Mi piace dire che la letteratura ha una scrittura “esplosa”, in cui ogni dialogo è sostenuto da descrizione di pensieri, paesaggio, sensazioni, emozioni. La drammaturgia è una scrittura “implosa”: tutto quel che in letteratura è disteso, in teatro deve stare nella battuta o nell’azione.

Durante lo sviluppo dell’opera i personaggi subiscono un’evoluzione, i loro stati emotivi mutano, ti capita mai di sentirti cambiato dopo aver concluso un testo?

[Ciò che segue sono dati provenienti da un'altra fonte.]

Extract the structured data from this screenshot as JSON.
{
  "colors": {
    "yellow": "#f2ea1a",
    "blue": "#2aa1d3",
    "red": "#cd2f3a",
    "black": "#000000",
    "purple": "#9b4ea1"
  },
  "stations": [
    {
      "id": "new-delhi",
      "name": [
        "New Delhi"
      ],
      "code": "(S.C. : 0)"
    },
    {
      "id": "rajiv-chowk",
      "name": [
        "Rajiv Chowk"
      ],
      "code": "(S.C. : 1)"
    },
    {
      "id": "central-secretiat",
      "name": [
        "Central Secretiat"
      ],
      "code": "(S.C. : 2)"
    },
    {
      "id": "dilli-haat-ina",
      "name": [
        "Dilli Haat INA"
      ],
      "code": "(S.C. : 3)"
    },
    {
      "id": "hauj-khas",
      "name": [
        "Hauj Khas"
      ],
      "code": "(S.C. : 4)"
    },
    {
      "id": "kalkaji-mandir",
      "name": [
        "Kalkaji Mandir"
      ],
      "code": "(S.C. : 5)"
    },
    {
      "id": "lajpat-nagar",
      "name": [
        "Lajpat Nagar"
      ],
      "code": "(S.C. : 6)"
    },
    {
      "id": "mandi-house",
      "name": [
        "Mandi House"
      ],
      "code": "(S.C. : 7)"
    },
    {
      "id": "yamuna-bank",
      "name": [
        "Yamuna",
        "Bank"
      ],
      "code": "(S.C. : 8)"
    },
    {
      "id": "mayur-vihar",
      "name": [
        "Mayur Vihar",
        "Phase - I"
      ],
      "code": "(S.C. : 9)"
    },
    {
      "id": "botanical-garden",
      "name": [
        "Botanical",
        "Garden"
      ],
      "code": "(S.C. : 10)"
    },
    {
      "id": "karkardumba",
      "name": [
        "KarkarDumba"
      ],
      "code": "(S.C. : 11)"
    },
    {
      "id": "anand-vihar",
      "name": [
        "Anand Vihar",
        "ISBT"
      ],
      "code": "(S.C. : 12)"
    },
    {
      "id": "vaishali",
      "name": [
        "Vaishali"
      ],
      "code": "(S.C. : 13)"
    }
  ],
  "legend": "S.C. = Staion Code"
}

Ti riferisci a questo quando affermi di poter concludere un testo nel momento che questo non può insegnarti più niente?

Già. Non scrivo di quel che conosco, scrivo di quel che voglio imparare. Ogni testo è quindi una scoperta innanzitutto per me. Credo che quando questo avviene, nel testo ci finisce lo stesso senso di stupore che lo spettatore potrà riconoscere e magari provare. Quando quel senso di scoperta finisce, significa che il mio lavoro è terminato. Non perché abbia capito tutto, ma perché in quel momento non ho altro da imparare.

Pensi che il tuo metodo possa essere adattabile a una messa in scena che lascia più spazio all’immagine e al suono e limita la parola?

Sì, perché cerca di mettere in luce la condizione emotiva di chi abita la scena.

Quest’anno porti in teatro il Decamerone di Boccaccio, per la precisione i primi spettacoli sono ispirati al tema principale del testo boccaccesco, ossia la fuga dalle problematiche attuali (nel Decamerone i protagonisti si raccontano storie per salvarsi dalla peste). Pensi che l’arte possa preservare dal malessere contemporaneo, potrebbe guarire il pubblico?

Le storie guariscono, sì. Si ascolta una storia nella speranza che ci dia una indicazione, anche in maniera leggera, su come cambiare il nostro punto di vista. Sono specchi che riflettono continuamente la nostra immagine, e ce la mostrano sempre nuova e diversa.